Good luck trying to find anything comparable about licensed insurers from the DFS! The DFS website would seem to be a logical independent resource for a member of the public to research the viability of particular carriers. Even with all its bells and whistles, however, the DFS website is far from helpful as a public resource. Although there is a “Consumer” menu, there is no site for financial information. There is a tab for “Insurance Products” that has a link to a page headed “Insurance Company Ratings and Stability.” This page in turn refers you to the four principal rating firms (A.M. Best, Fitch, Moody’s and S&P) who charge for most of their services. Also, under the “Insurance Industry” menu there is an “Insurance Company Search” tab that provides for a search of licensed companies by name. Unfortunately, that link only provides information about the lines of business the insurer is licensed to write in NY, complete with a disclaimer that the material might not be current. These are but a couple of examples of the “unfriendly” DFS website.

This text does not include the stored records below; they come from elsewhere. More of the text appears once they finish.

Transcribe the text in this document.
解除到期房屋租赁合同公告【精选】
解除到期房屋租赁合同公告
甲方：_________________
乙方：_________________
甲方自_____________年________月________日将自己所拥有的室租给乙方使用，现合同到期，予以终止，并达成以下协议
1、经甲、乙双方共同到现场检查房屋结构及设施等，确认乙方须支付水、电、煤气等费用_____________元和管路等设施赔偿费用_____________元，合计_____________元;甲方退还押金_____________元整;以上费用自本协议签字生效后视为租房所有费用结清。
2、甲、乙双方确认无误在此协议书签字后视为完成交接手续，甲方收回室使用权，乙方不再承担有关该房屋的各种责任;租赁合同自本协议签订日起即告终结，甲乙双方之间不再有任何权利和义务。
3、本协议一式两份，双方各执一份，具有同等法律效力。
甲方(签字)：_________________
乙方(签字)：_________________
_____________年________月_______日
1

Regulators, because of their broad access to information, are in the best position to compile, assess and disseminate information about the state of the industry and its individual players. This information is invaluable to the understanding and promotion of the business – an essential function of the regulators that is often forgotten. State insurance regulators need to take their obligation to provide current, accurate and timely information about the industry and its participants as seriously as they take their enforcement role. In other words, they need to become far more “user friendly” for the benefit of the industry and the public.